Crucial's T700 PCIe 5.0 SSD Reportedly Slows To HDD Speeds Without A Heatsink

crucial T700 throttling hero
PCIe 5.0 SSDs are the latest component PC DIYers have to strap a fan to, simply to maintain the advertised level of perky performance. Ample evidence of this is already available, but just how bad thermals can affect the latest storage has been crystallized in a social media post by ComputerBase. The German tech site's testing of a shiny new Crucial T700, sans-cooler, shows transfer speeds can throttle down to ancient HDD performance levels, if the storage device is left to run au naturale.

We previewed the Phison E26 SSD way back during CES 2023 (January). At the time, we noted that this PCIe 5.0 x4 reference design featured a new kind of heatsink, with an active fan. Back in January, Phison told us that "the cooler is absolutely not required," but its presence raised an eyebrow or two. Previous generation M.2 NVMe SSDs didn't need such accessories to do their day-to-day duty with aplomb.

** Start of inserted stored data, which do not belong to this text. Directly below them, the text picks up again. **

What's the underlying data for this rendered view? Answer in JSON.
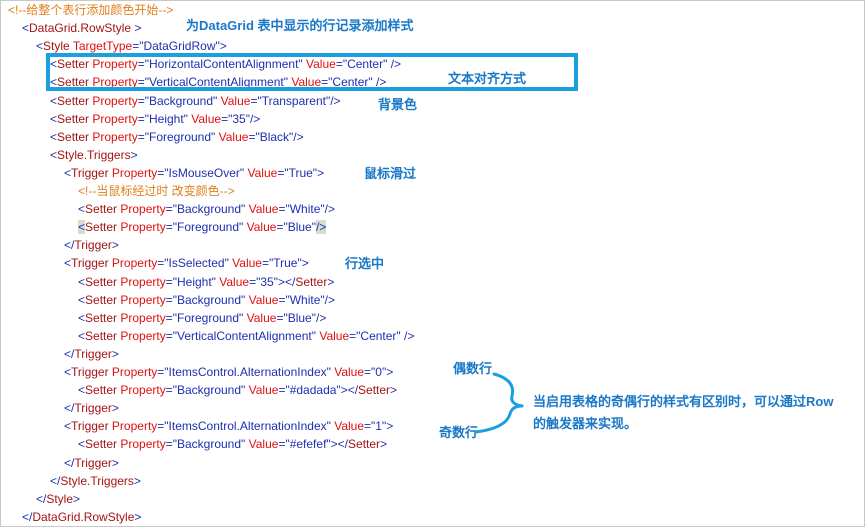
{
  "lines": [
    {
      "indent": 0,
      "parts": [
        {
          "cls": "comment",
          "t": "<!--给整个表行添加颜色开始-->"
        }
      ]
    },
    {
      "indent": 1,
      "parts": [
        {
          "cls": "tag",
          "t": "<"
        },
        {
          "cls": "elem",
          "t": "DataGrid.RowStyle"
        },
        {
          "cls": "tag",
          "t": " >"
        }
      ]
    },
    {
      "indent": 2,
      "parts": [
        {
          "cls": "tag",
          "t": "<"
        },
        {
          "cls": "elem",
          "t": "Style"
        },
        {
          "cls": "attr",
          "t": " TargetType"
        },
        {
          "cls": "tag",
          "t": "=\"DataGridRow\">"
        }
      ]
    },
    {
      "indent": 3,
      "parts": [
        {
          "cls": "tag",
          "t": "<"
        },
        {
          "cls": "elem",
          "t": "Setter"
        },
        {
          "cls": "attr",
          "t": " Property"
        },
        {
          "cls": "tag",
          "t": "=\"HorizontalContentAlignment\""
        },
        {
          "cls": "attr",
          "t": " Value"
        },
        {
          "cls": "tag",
          "t": "=\"Center\" />"
        }
      ]
    },
    {
      "indent": 3,
      "parts": [
        {
          "cls": "tag",
          "t": "<"
        },
        {
          "cls": "elem",
          "t": "Setter"
        },
        {
          "cls": "attr",
          "t": " Property"
        },
        {
          "cls": "tag",
          "t": "=\"VerticalContentAlignment\""
        },
        {
          "cls": "attr",
          "t": " Value"
        },
        {
          "cls": "tag",
          "t": "=\"Center\" />"
        }
      ]
    },
    {
      "indent": 3,
      "parts": [
        {
          "cls": "tag",
          "t": "<"
        },
        {
          "cls": "elem",
          "t": "Setter"
        },
        {
          "cls": "attr",
          "t": " Property"
        },
        {
          "cls": "tag",
          "t": "=\"Background\""
        },
        {
          "cls": "attr",
          "t": " Value"
        },
        {
          "cls": "tag",
          "t": "=\"Transparent\"/>"
        }
      ]
    },
    {
      "indent": 3,
      "parts": [
        {
          "cls": "tag",
          "t": "<"
        },
        {
          "cls": "elem",
          "t": "Setter"
        },
        {
          "cls": "attr",
          "t": " Property"
        },
        {
          "cls": "tag",
          "t": "=\"Height\""
        },
        {
          "cls": "attr",
          "t": " Value"
        },
        {
          "cls": "tag",
          "t": "=\"35\"/>"
        }
      ]
    },
    {
      "indent": 3,
      "parts": [
        {
          "cls": "tag",
          "t": "<"
        },
        {
          "cls": "elem",
          "t": "Setter"
        },
        {
          "cls": "attr",
          "t": " Property"
        },
        {
          "cls": "tag",
          "t": "=\"Foreground\""
        },
        {
          "cls": "attr",
          "t": " Value"
        },
        {
          "cls": "tag",
          "t": "=\"Black\"/>"
        }
      ]
    },
    {
      "indent": 3,
      "parts": [
        {
          "cls": "tag",
          "t": "<"
        },
        {
          "cls": "elem",
          "t": "Style.Triggers"
        },
        {
          "cls": "tag",
          "t": ">"
        }
      ]
    },
    {
      "indent": 4,
      "parts": [
        {
          "cls": "tag",
          "t": "<"
        },
        {
          "cls": "elem",
          "t": "Trigger"
        },
        {
          "cls": "attr",
          "t": " Property"
        },
        {
          "cls": "tag",
          "t": "=\"IsMouseOver\""
        },
        {
          "cls": "attr",
          "t": " Value"
        },
        {
          "cls": "tag",
          "t": "=\"True\">"
        }
      ]
    },
    {
      "indent": 5,
      "parts": [
        {
          "cls": "comment",
          "t": "<!--当鼠标经过时 改变颜色-->"
        }
      ]
    },
    {
      "indent": 5,
      "parts": [
        {
          "cls": "tag",
          "t": "<"
        },
        {
          "cls": "elem",
          "t": "Setter"
        },
        {
          "cls": "attr",
          "t": " Property"
        },
        {
          "cls": "tag",
          "t": "=\"Background\""
        },
        {
          "cls": "attr",
          "t": " Value"
        },
        {
          "cls": "tag",
          "t": "=\"White\"/>"
        }
      ]
    },
    {
      "indent": 5,
      "parts": [
        {
          "cls": "tag hl",
          "t": "<"
        },
        {
          "cls": "elem",
          "t": "Setter"
        },
        {
          "cls": "attr",
          "t": " Property"
        },
        {
          "cls": "tag",
          "t": "=\"Foreground\""
        },
        {
          "cls": "attr",
          "t": " Value"
        },
        {
          "cls": "tag",
          "t": "=\"Blue\""
        },
        {
          "cls": "tag hl",
          "t": "/>"
        }
      ]
    },
    {
      "indent": 4,
      "parts": [
        {
          "cls": "tag",
          "t": "</"
        },
        {
          "cls": "elem",
          "t": "Trigger"
        },
        {
          "cls": "tag",
          "t": ">"
        }
      ]
    },
    {
      "indent": 4,
      "parts": [
        {
          "cls": "tag",
          "t": "<"
        },
        {
          "cls": "elem",
          "t": "Trigger"
        },
        {
          "cls": "attr",
          "t": " Property"
        },
        {
          "cls": "tag",
          "t": "=\"IsSelected\""
        },
        {
          "cls": "attr",
          "t": " Value"
        },
        {
          "cls": "tag",
          "t": "=\"True\">"
        }
      ]
    },
    {
      "indent": 5,
      "parts": [
        {
          "cls": "tag",
          "t": "<"
        },
        {
          "cls": "elem",
          "t": "Setter"
        },
        {
          "cls": "attr",
          "t": " Property"
        },
        {
          "cls": "tag",
          "t": "=\"Height\""
        },
        {
          "cls": "attr",
          "t": " Value"
        },
        {
          "cls": "tag",
          "t": "=\"35\"></"
        },
        {
          "cls": "elem",
          "t": "Setter"
        },
        {
          "cls": "tag",
          "t": ">"
        }
      ]
    },
    {
      "indent": 5,
      "parts": [
        {
          "cls": "tag",
          "t": "<"
        },
        {
          "cls": "elem",
          "t": "Setter"
        },
        {
          "cls": "attr",
          "t": " Property"
        },
        {
          "cls": "tag",
          "t": "=\"Background\""
        },
        {
          "cls": "attr",
          "t": " Value"
        },
        {
          "cls": "tag",
          "t": "=\"White\"/>"
        }
      ]
    },
    {
      "indent": 5,
      "parts": [
        {
          "cls": "tag",
          "t": "<"
        },
        {
          "cls": "elem",
          "t": "Setter"
        },
        {
          "cls": "attr",
          "t": " Property"
        },
        {
          "cls": "tag",
          "t": "=\"Foreground\""
        },
        {
          "cls": "attr",
          "t": " Value"
        },
        {
          "cls": "tag",
          "t": "=\"Blue\"/>"
        }
      ]
    },
    {
      "indent": 5,
      "parts": [
        {
          "cls": "tag",
          "t": "<"
        },
        {
          "cls": "elem",
          "t": "Setter"
        },
        {
          "cls": "attr",
          "t": " Property"
        },
        {
          "cls": "tag",
          "t": "=\"VerticalContentAlignment\""
        },
        {
          "cls": "attr",
          "t": " Value"
        },
        {
          "cls": "tag",
          "t": "=\"Center\" />"
        }
      ]
    },
    {
      "indent": 4,
      "parts": [
        {
          "cls": "tag",
          "t": "</"
        },
        {
          "cls": "elem",
          "t": "Trigger"
        },
        {
          "cls": "tag",
          "t": ">"
        }
      ]
    },
    {
      "indent": 4,
      "parts": [
        {
          "cls": "tag",
          "t": "<"
        },
        {
          "cls": "elem",
          "t": "Trigger"
        },
        {
          "cls": "attr",
          "t": " Property"
        },
        {
          "cls": "tag",
          "t": "=\"ItemsControl.AlternationIndex\""
        },
        {
          "cls": "attr",
          "t": " Value"
        },
        {
          "cls": "tag",
          "t": "=\"0\">"
        }
      ]
    },
    {
      "indent": 5,
      "parts": [
        {
          "cls": "tag",
          "t": "<"
        },
        {
          "cls": "elem",
          "t": "Setter"
        },
        {
          "cls": "attr",
          "t": " Property"
        },
        {
          "cls": "tag",
          "t": "=\"Background\""
        },
        {
          "cls": "attr",
          "t": " Value"
        },
        {
          "cls": "tag",
          "t": "=\"#dadada\"></"
        },
        {
          "cls": "elem",
          "t": "Setter"
        },
        {
          "cls": "tag",
          "t": ">"
        }
      ]
    },
    {
      "indent": 4,
      "parts": [
        {
          "cls": "tag",
          "t": "</"
        },
        {
          "cls": "elem",
          "t": "Trigger"
        },
        {
          "cls": "tag",
          "t": ">"
        }
      ]
    },
    {
      "indent": 4,
      "parts": [
        {
          "cls": "tag",
          "t": "<"
        },
        {
          "cls": "elem",
          "t": "Trigger"
        },
        {
          "cls": "attr",
          "t": " Property"
        },
        {
          "cls": "tag",
          "t": "=\"ItemsControl.AlternationIndex\""
        },
        {
          "cls": "attr",
          "t": " Value"
        },
        {
          "cls": "tag",
          "t": "=\"1\">"
        }
      ]
    },
    {
      "indent": 5,
      "parts": [
        {
          "cls": "tag",
          "t": "<"
        },
        {
          "cls": "elem",
          "t": "Setter"
        },
        {
          "cls": "attr",
          "t": " Property"
        },
        {
          "cls": "tag",
          "t": "=\"Background\""
        },
        {
          "cls": "attr",
          "t": " Value"
        },
        {
          "cls": "tag",
          "t": "=\"#efefef\"></"
        },
        {
          "cls": "elem",
          "t": "Setter"
        },
        {
          "cls": "tag",
          "t": ">"
        }
      ]
    },
    {
      "indent": 4,
      "parts": [
        {
          "cls": "tag",
          "t": "</"
        },
        {
          "cls": "elem",
          "t": "Trigger"
        },
        {
          "cls": "tag",
          "t": ">"
        }
      ]
    },
    {
      "indent": 3,
      "parts": [
        {
          "cls": "tag",
          "t": "</"
        },
        {
          "cls": "elem",
          "t": "Style.Triggers"
        },
        {
          "cls": "tag",
          "t": ">"
        }
      ]
    },
    {
      "indent": 2,
      "parts": [
        {
          "cls": "tag",
          "t": "</"
        },
        {
          "cls": "elem",
          "t": "Style"
        },
        {
          "cls": "tag",
          "t": ">"
        }
      ]
    },
    {
      "indent": 1,
      "parts": [
        {
          "cls": "tag",
          "t": "</"
        },
        {
          "cls": "elem",
          "t": "DataGrid.RowStyle"
        },
        {
          "cls": "tag",
          "t": ">"
        }
      ]
    }
  ],
  "annotations": {
    "rowstyle_note": "为DataGrid 表中显示的行记录添加样式",
    "alignment_note": "文本对齐方式",
    "background_note": "背景色",
    "mouseover_note": "鼠标滑过",
    "selected_note": "行选中",
    "even_note": "偶数行",
    "odd_note": "奇数行",
    "summary_line1": "当启用表格的奇偶行的样式有区别时，可以通过Row",
    "summary_line2": "的触发器来实现。"
  },
  "colors": {
    "tag": "#1e2fb0",
    "element": "#a31515",
    "attribute": "#e01010",
    "comment": "#e0801a",
    "annotation": "#1a78c8",
    "highlight_box": "#1aa0e0"
  }
}
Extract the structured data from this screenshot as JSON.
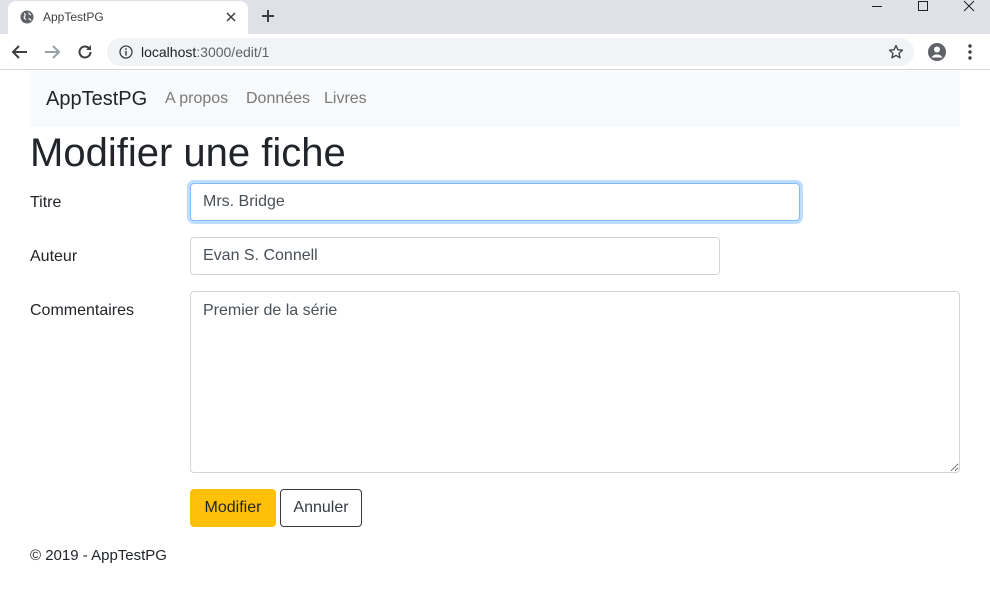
{
  "browser": {
    "tab_title": "AppTestPG",
    "url_host": "localhost",
    "url_path": ":3000/edit/1",
    "icons": {
      "favicon": "globe-icon",
      "tab_close": "close-icon",
      "new_tab": "plus-icon",
      "back": "arrow-left-icon",
      "forward": "arrow-right-icon",
      "reload": "reload-icon",
      "info": "info-icon",
      "bookmark": "star-icon",
      "profile": "account-circle-icon",
      "menu": "kebab-menu-icon"
    }
  },
  "navbar": {
    "brand": "AppTestPG",
    "links": [
      "A propos",
      "Données",
      "Livres"
    ]
  },
  "page": {
    "title": "Modifier une fiche"
  },
  "form": {
    "titre_label": "Titre",
    "titre_value": "Mrs. Bridge",
    "auteur_label": "Auteur",
    "auteur_value": "Evan S. Connell",
    "commentaires_label": "Commentaires",
    "commentaires_value": "Premier de la série",
    "submit_label": "Modifier",
    "cancel_label": "Annuler"
  },
  "footer": {
    "text": "© 2019 - AppTestPG"
  },
  "colors": {
    "primary_button": "#ffc107",
    "navbar_bg": "#f8f9fa",
    "focus_border": "#80bdff"
  }
}
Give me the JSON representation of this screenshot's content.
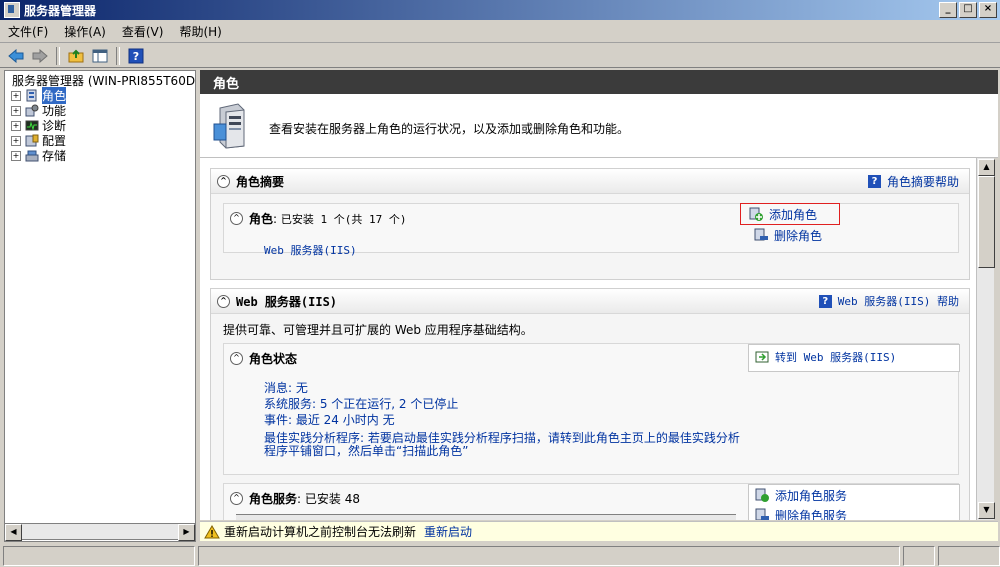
{
  "window": {
    "title": "服务器管理器",
    "controls": [
      "_",
      "□",
      "×"
    ]
  },
  "menu": [
    "文件(F)",
    "操作(A)",
    "查看(V)",
    "帮助(H)"
  ],
  "toolbar": {
    "icons": [
      "back-arrow-icon",
      "forward-arrow-icon",
      "up-folder-icon",
      "show-hide-tree-icon",
      "help-icon"
    ]
  },
  "tree": {
    "root": "服务器管理器 (WIN-PRI855T60D",
    "items": [
      {
        "label": "角色",
        "icon": "roles-icon",
        "selected": true
      },
      {
        "label": "功能",
        "icon": "features-icon",
        "selected": false
      },
      {
        "label": "诊断",
        "icon": "diagnostics-icon",
        "selected": false
      },
      {
        "label": "配置",
        "icon": "configuration-icon",
        "selected": false
      },
      {
        "label": "存储",
        "icon": "storage-icon",
        "selected": false
      }
    ]
  },
  "pane": {
    "title": "角色",
    "banner_text": "查看安装在服务器上角色的运行状况，以及添加或删除角色和功能。"
  },
  "roles_summary": {
    "title": "角色摘要",
    "help": "角色摘要帮助",
    "roles_label": "角色",
    "roles_count": "已安装 1 个(共 17 个)",
    "installed": [
      "Web 服务器(IIS)"
    ],
    "actions": [
      "添加角色",
      "删除角色"
    ]
  },
  "web_server": {
    "title": "Web 服务器(IIS)",
    "help": "Web 服务器(IIS) 帮助",
    "description": "提供可靠、可管理并且可扩展的 Web 应用程序基础结构。",
    "status_title": "角色状态",
    "status_action": "转到 Web 服务器(IIS)",
    "status_lines": [
      "消息: 无",
      "系统服务: 5 个正在运行, 2 个已停止",
      "事件: 最近 24 小时内 无",
      "最佳实践分析程序: 若要启动最佳实践分析程序扫描，请转到此角色主页上的最佳实践分析",
      "程序平铺窗口，然后单击“扫描此角色”"
    ],
    "services_title": "角色服务",
    "services_count": "已安装 48",
    "services_actions": [
      "添加角色服务",
      "删除角色服务"
    ]
  },
  "warning": {
    "text": "重新启动计算机之前控制台无法刷新",
    "link": "重新启动"
  },
  "colors": {
    "link": "#0033a0",
    "header_bg": "#3b3b3b",
    "highlight_box": "#e02020"
  }
}
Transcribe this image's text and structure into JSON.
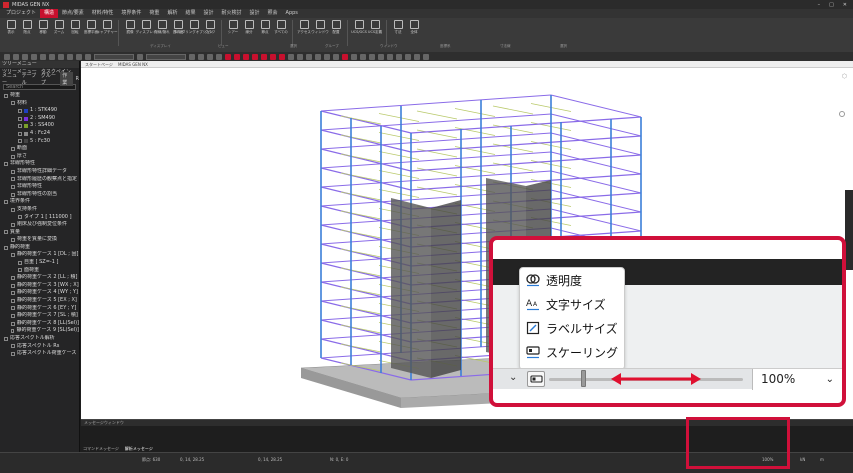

ComputerBase was inquisitive enough to decide to test its Crucial T700 review sample without any cooler. There are a lot of passive / fanless computer enthusiasts out there, so their curiosity is valid. Moreover, Crucial T700 purchasers have to stump up an extra $30 to buy a model with the standard cooler. Obviously, this seems to mean you should use your own cooling solution if you forgo the Crucial solution - not simply do without one.

crucial T700 throttling screenshot

In the screenshot above, you can see some system info tools and a CrystalDiskMark test was run on a PC system packing a bare Crucial T700 PCIe 5.0 SSD. After the first disk read test, you can see that thermal throttling kicked in and decimated the performance of the SSD. In the wake of the initial impressive 12GB/s read, the subsequent tests all resulted in transfers of ~0.1GB/s or worse. This is painfully slow performance for such an advanced and highly anticipated piece of modern storage technology. Remember, this terrible throttled performance is all due to the removal of the stock cooler, and users wouldn't usually experience such bad performance with Crucial's cooler in place, or their own third-party solution.

A small consolation for Crucial T700 PCIe 5.0 SSD users is that the thermal throttling didn't make the drive grind to a complete halt. This go-slow behavior is preferable to the similar Corsair MP700 SSD, which we reported on yesterday. Corsair's SSD, which is also based on the Phison E26 controller and Micron 232-layer 3D TLC NAND flash, actually may experience thermal shutdown under some circumstances. We think Crucial's custom firmware must be doing a better thermal curve management job.

Phison has created new firmware for its E26 controller partners, which should benefit everyone. Brands that have adopted this toasty controller for their NVMe PCIe 5.0 SSDs include the aforementioned Corsair and Crucial, as well as ADATA, Gigabyte, and several others.